Aug 1, 2011
The Muslim Brotherhood has had a long and tangled history as an extremely fundamentalist religious and right-wing political organization, aligned with different imperialist powers.
It was set up in 1928 with money from Britain’s Suez Canal Company, and continued to be paid by British secret services. After World War II, it got funding regularly from the U.S., funneled to it through the reactionary regime of Saudi Arabia, which often added its own oil money. Both before and after World War II, the Brotherhood mobilized gangs to carry out attacks on strikes and it pushed a vast anti-communist campaign in Egypt, carrying out assassinations of communist and worker militants.
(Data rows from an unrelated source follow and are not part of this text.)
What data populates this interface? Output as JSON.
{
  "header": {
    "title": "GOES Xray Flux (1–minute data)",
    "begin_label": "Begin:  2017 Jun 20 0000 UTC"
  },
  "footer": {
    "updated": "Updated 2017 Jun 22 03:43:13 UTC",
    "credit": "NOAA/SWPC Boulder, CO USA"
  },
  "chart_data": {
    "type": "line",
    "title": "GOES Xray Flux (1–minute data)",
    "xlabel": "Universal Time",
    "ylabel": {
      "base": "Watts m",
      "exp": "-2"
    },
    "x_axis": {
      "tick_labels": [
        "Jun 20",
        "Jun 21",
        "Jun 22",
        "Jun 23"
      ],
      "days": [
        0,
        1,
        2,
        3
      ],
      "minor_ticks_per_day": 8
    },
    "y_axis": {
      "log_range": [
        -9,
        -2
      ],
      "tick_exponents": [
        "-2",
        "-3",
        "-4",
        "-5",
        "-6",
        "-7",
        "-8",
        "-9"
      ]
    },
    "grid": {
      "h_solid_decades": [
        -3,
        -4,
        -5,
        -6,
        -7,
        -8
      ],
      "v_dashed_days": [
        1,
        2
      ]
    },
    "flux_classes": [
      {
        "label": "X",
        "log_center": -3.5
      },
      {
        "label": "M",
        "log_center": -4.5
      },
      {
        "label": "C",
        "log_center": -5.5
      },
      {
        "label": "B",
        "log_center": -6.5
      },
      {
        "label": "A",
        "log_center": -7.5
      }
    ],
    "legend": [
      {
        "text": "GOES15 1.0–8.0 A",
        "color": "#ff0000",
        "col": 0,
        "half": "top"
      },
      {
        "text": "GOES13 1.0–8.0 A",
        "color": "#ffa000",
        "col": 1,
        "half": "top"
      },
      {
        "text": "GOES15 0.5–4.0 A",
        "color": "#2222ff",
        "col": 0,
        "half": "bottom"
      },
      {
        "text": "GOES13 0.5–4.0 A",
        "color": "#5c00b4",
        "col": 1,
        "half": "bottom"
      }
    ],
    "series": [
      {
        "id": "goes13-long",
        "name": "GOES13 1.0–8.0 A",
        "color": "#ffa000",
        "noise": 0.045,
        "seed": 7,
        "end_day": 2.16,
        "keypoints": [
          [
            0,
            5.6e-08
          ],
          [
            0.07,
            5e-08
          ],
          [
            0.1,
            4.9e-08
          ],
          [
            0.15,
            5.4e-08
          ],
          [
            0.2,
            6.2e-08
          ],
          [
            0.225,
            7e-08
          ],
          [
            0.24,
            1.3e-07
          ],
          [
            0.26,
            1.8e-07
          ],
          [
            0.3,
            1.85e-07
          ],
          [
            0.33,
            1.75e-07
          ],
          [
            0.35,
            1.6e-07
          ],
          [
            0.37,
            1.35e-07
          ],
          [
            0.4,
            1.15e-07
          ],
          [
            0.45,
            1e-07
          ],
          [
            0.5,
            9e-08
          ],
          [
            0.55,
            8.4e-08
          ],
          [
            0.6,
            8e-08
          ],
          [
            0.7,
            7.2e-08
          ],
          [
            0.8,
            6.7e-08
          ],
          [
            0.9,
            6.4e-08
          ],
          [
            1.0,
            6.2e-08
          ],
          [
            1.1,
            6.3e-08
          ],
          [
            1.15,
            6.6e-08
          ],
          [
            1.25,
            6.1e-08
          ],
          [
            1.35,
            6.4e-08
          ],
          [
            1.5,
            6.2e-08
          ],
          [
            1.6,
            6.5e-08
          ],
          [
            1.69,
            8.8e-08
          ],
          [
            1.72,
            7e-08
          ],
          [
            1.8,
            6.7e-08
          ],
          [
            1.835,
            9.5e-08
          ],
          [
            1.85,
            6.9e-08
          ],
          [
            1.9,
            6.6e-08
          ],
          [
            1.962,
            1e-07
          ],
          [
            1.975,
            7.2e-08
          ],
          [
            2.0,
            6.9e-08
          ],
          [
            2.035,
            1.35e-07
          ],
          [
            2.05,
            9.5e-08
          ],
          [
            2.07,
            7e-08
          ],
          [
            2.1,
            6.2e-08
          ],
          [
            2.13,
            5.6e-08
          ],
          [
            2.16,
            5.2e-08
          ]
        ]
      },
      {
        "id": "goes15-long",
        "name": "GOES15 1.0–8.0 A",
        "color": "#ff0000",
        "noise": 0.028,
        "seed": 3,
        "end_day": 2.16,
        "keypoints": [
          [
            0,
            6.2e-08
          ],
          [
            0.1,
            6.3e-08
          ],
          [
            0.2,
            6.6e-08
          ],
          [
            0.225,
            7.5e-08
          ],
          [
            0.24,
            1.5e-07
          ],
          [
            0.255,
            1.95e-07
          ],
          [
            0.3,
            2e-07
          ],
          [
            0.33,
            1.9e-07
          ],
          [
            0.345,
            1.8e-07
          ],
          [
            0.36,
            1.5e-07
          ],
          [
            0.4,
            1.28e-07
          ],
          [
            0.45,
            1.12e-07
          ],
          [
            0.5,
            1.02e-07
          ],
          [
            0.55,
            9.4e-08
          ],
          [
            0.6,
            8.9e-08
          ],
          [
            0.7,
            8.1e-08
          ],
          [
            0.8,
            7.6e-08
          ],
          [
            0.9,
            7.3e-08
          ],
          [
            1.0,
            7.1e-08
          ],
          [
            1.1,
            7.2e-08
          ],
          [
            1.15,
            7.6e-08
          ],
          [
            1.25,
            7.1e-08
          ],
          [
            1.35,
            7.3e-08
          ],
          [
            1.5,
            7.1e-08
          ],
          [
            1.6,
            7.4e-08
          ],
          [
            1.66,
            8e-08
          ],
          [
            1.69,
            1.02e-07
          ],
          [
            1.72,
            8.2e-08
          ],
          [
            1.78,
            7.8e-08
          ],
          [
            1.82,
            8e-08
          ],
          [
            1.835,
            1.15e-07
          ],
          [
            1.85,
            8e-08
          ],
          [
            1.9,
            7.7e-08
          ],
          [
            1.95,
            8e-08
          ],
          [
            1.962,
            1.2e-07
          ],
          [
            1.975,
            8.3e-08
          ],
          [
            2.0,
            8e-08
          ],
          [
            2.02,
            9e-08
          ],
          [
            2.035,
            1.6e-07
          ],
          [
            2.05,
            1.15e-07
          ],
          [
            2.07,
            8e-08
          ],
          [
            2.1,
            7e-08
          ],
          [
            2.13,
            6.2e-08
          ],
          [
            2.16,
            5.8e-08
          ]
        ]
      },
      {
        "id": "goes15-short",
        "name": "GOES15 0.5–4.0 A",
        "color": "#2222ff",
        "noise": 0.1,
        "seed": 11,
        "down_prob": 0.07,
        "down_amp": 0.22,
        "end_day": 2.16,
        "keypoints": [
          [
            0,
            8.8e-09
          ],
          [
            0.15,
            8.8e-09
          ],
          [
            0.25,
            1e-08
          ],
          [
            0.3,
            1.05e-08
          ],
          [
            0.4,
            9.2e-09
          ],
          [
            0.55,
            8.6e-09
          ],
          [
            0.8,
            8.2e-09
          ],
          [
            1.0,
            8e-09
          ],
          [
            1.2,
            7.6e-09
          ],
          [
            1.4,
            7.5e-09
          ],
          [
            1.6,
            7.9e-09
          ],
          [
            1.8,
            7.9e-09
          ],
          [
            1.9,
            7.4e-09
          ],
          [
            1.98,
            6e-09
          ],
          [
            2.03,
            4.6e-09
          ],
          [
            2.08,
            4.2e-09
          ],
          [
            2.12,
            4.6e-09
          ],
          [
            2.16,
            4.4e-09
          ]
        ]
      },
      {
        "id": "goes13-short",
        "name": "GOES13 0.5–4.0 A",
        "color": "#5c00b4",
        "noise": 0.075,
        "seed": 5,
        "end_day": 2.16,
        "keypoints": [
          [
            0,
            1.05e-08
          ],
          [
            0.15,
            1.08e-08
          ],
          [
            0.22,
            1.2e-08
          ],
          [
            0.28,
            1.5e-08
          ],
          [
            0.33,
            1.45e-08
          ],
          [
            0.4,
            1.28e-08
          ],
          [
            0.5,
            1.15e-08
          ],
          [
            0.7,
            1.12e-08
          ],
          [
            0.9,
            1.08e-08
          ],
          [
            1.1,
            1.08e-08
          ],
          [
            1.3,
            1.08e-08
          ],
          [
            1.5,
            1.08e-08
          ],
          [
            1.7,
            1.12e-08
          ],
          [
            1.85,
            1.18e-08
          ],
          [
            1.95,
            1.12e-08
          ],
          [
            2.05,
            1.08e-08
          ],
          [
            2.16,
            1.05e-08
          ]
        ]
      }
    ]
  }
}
During the early years of Nasser’s regime – in the 1950s, after the coup of the colonels helped throw out the vestiges of British rule in Egypt – the Brotherhood conspired with Britain in plots to assassinate Nasser, and did actually assassinate lower-ranking members of Nasser’s regime. Finally, the Brotherhood was expelled from Egypt by Nasser, only to base itself in Saudi Arabia, where the Saudi regime funded it and where it worked to reinforce that regime’s reactionary version of Islam.
The Brotherhood was brought back to Egypt after Nasser’s death in 1970, sometimes to be considered illegal, sometimes not. But even when illegal, as in 2005, it was given a place in the Egyptian parliament.